Shrouded in secrecy, the new Cervelo P5 launch has been full of speculation for almost a year now. Well the speculation is finally over and the results are really good. The 2012 Cervelo P5 is now an official model and we are taking orders for first shipment delivery now. If you want to be on a P5 this coming season, get your name on one now as they are just about guaranteed to sell beyond the initial production.
- TT and TRI frameset models. The TT model is UCI legal, the TRI model maximizes aerodynamics, but is not. The UCI compliant TT model is only available as a frameset at $4500, which includes the rear brake. The top of the line TRI model is available as a $6500 frameset that includes an impressively adjustable and aero new bar from 3T called the Aduro.
- There are two pre-built bike options currently – mechanical Dura Ace ($6000) and Di2 ($10,000). The mechanical Dura Ace model uses the UCI compatible “P5-3” fork while the Di2 version includes Magura RT-8 carbon brakes, removable fairing, 3T Aduro bar and the deeper “P5-6” fork.
- “Magura RT-8 brakes” = carbon hydraulic road brakes and the P5 is the first production aero bike to offer hydraulic brakes. This could be a game changer and a sign for all TT bikes in the future as we expect these to work extremely well. The prebuilt mechanical Dura Ace bike comes with the RT-6 hydraulic brake, the alloy version of the RT-8.
- A third party company will offer a variety of add-on integrated storage solutions for the P5.
- BBRight. Cervelo’s smart asymmetric bottom bracket/chainstay design is now on the P5 and that means even better drivetrain response.
- Aerodynamics. In a few words – “better than ever”. The P5 takes the already impressive aero numbers of the P4 and improves upon them in every way. Thankfully, the P5 does this without a lot of the limiting complexity found in most of the integrated aero bikes on the market right now.

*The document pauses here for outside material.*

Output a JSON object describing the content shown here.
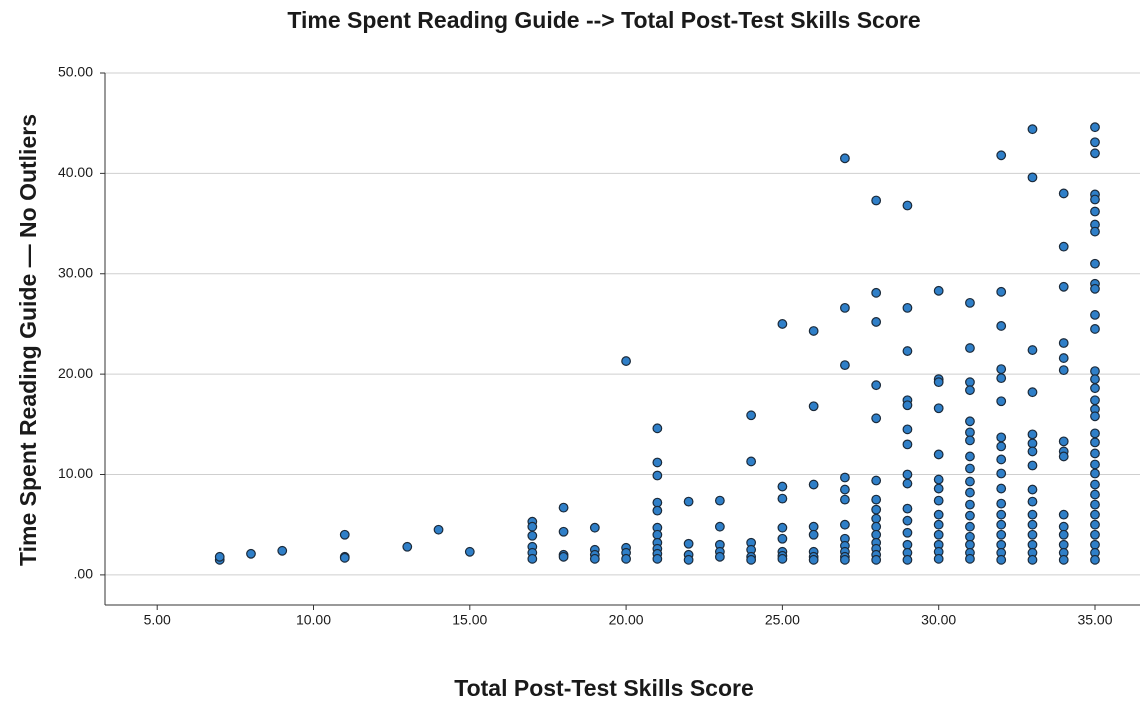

- Simplicity. Unlike a number of competitors, the P5 is compatible with any standard aerobar/stem and doesn’t use much of anything that requires special componentry. Another benefit is that there are no mechanically proprietary parts, meaning that you can get parts for the P5 anywhere in the world that carries standard bike parts. This is something many of the P5’s competitors cannot claim. From what we’ve heard, it is awful having your “super bike” out of commission because you can’t get a proprietary bolt or the like when doing in Ironman in Spain…
- Storage. A range of integrated aero storage solutions for nutrition, hydration and tools will be available.

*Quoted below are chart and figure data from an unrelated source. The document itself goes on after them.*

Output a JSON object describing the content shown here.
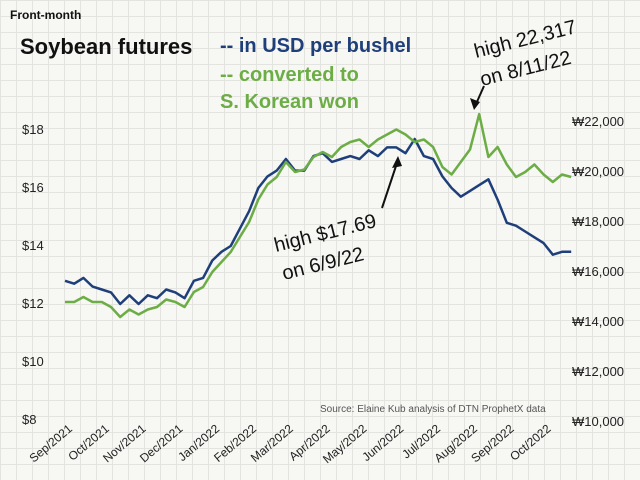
{
  "chart_data": {
    "type": "line",
    "kicker": "Front-month",
    "title": "Soybean futures",
    "subtitle_usd": "-- in USD per bushel",
    "subtitle_krw_line1": "-- converted to",
    "subtitle_krw_line2": "S. Korean won",
    "source": "Source: Elaine Kub analysis of DTN ProphetX data",
    "x_tick_labels": [
      "Sep/2021",
      "Oct/2021",
      "Nov/2021",
      "Dec/2021",
      "Jan/2022",
      "Feb/2022",
      "Mar/2022",
      "Apr/2022",
      "May/2022",
      "Jun/2022",
      "Jul/2022",
      "Aug/2022",
      "Sep/2022",
      "Oct/2022"
    ],
    "y_left": {
      "ylim": [
        8,
        18
      ],
      "ticks": [
        "$8",
        "$10",
        "$12",
        "$14",
        "$16",
        "$18"
      ],
      "tick_values": [
        8,
        10,
        12,
        14,
        16,
        18
      ]
    },
    "y_right": {
      "ylim": [
        10000,
        22000
      ],
      "ticks": [
        "₩10,000",
        "₩12,000",
        "₩14,000",
        "₩16,000",
        "₩18,000",
        "₩20,000",
        "₩22,000"
      ],
      "tick_values": [
        10000,
        12000,
        14000,
        16000,
        18000,
        20000,
        22000
      ]
    },
    "series": [
      {
        "name": "",
        "axis": "left",
        "color": "#1f3f7a",
        "x": [
          0,
          0.25,
          0.5,
          0.75,
          1,
          1.25,
          1.5,
          1.75,
          2,
          2.25,
          2.5,
          2.75,
          3,
          3.25,
          3.5,
          3.75,
          4,
          4.25,
          4.5,
          4.75,
          5,
          5.25,
          5.5,
          5.75,
          6,
          6.25,
          6.5,
          6.75,
          7,
          7.25,
          7.5,
          7.75,
          8,
          8.25,
          8.5,
          8.75,
          9,
          9.25,
          9.5,
          9.75,
          10,
          10.25,
          10.5,
          10.75,
          11,
          11.25,
          11.5,
          11.75,
          12,
          12.25,
          12.5,
          12.75,
          13,
          13.25,
          13.5,
          13.75
        ],
        "values": [
          12.8,
          12.7,
          12.9,
          12.6,
          12.5,
          12.4,
          12.0,
          12.3,
          12.0,
          12.3,
          12.2,
          12.5,
          12.4,
          12.2,
          12.8,
          12.9,
          13.5,
          13.8,
          14.0,
          14.6,
          15.2,
          16.0,
          16.4,
          16.6,
          17.0,
          16.6,
          16.6,
          17.1,
          17.2,
          16.9,
          17.0,
          17.1,
          17.0,
          17.3,
          17.1,
          17.4,
          17.4,
          17.2,
          17.69,
          17.1,
          17.0,
          16.4,
          16.0,
          15.7,
          15.9,
          16.1,
          16.3,
          15.6,
          14.8,
          14.7,
          14.5,
          14.3,
          14.1,
          13.7,
          13.8,
          13.8
        ]
      },
      {
        "name": "",
        "axis": "right",
        "color": "#6cad45",
        "x": [
          0,
          0.25,
          0.5,
          0.75,
          1,
          1.25,
          1.5,
          1.75,
          2,
          2.25,
          2.5,
          2.75,
          3,
          3.25,
          3.5,
          3.75,
          4,
          4.25,
          4.5,
          4.75,
          5,
          5.25,
          5.5,
          5.75,
          6,
          6.25,
          6.5,
          6.75,
          7,
          7.25,
          7.5,
          7.75,
          8,
          8.25,
          8.5,
          8.75,
          9,
          9.25,
          9.5,
          9.75,
          10,
          10.25,
          10.5,
          10.75,
          11,
          11.25,
          11.5,
          11.75,
          12,
          12.25,
          12.5,
          12.75,
          13,
          13.25,
          13.5,
          13.75
        ],
        "values": [
          14.8,
          14.8,
          15.0,
          14.8,
          14.8,
          14.6,
          14.2,
          14.5,
          14.3,
          14.5,
          14.6,
          14.9,
          14.8,
          14.6,
          15.2,
          15.4,
          16.0,
          16.4,
          16.8,
          17.4,
          18.0,
          18.9,
          19.5,
          19.8,
          20.4,
          20.0,
          20.1,
          20.6,
          20.8,
          20.6,
          21.0,
          21.2,
          21.3,
          21.0,
          21.3,
          21.5,
          21.7,
          21.5,
          21.2,
          21.3,
          21.0,
          20.2,
          19.9,
          20.4,
          20.9,
          22.317,
          20.6,
          21.0,
          20.3,
          19.8,
          20.0,
          20.3,
          19.9,
          19.6,
          19.9,
          19.8
        ]
      }
    ],
    "annotations": [
      {
        "line1": "high $17.69",
        "line2": "on 6/9/22"
      },
      {
        "line1": "high 22,317",
        "line2": "on 8/11/22"
      }
    ]
  }
}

- Geometry. A wider range of athletes will fit on the P5 well compared to the P4.
- A tri bike first and foremost. While previous Cervelo aero bikes were designed with TT use as the primary focus and with tri as the secondary, the P5 shows that Cervelo is focusing 100% on making the best tri bike they can. From fit to features, this bike is a triathletes ride first and foremost. Luckily, the TT abilities of the P5 were not harmed in doing so – the P5 is still going to make an excellent TT specific bike.

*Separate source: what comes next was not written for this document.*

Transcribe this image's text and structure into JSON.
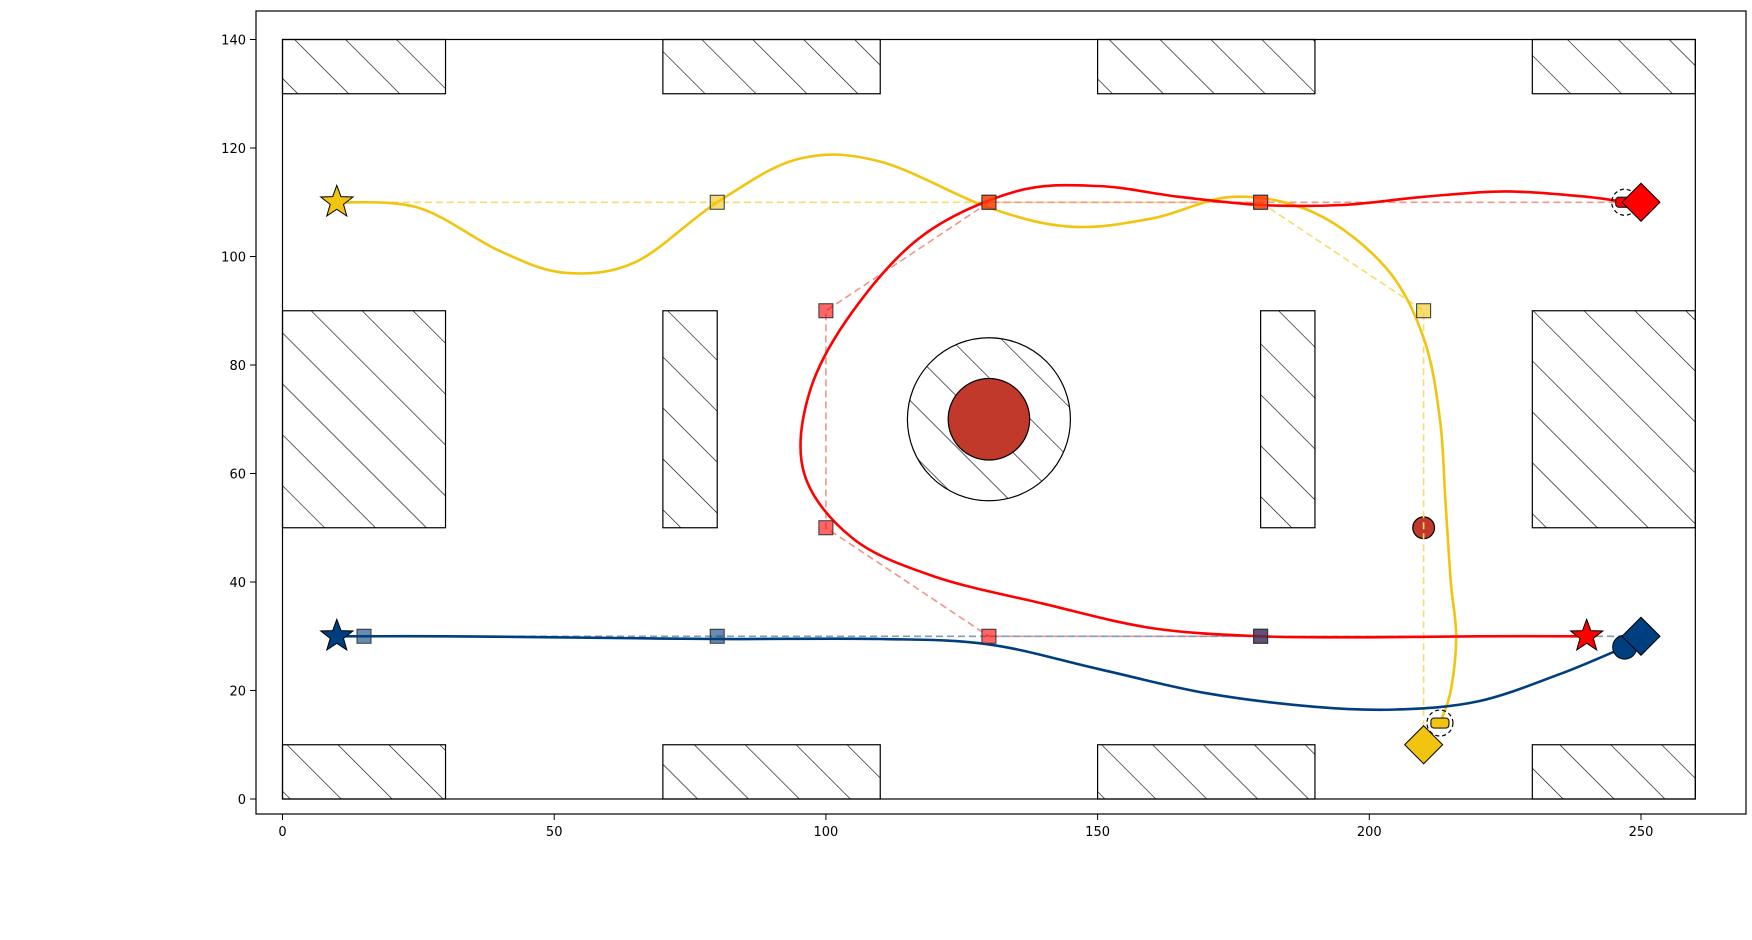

- AeroZone Engineering takes into account that all aspects of the bike and rider interface are unique and require small detailed solutions to maximize the aerodynamics. From small sweeps at the end of the top tube to the unique shape of the seatpost, these details were created based on the fact that a dynamic rider is the major aerodynamic impediment and you have to minimize the rider’s negative effects to maximize aero time savings.
With the P5, Cervelo managed to progress while going back to basics and simplifying many things from the P4 – a notable accomplishment. We look forward to getting our first one in March and finding out more!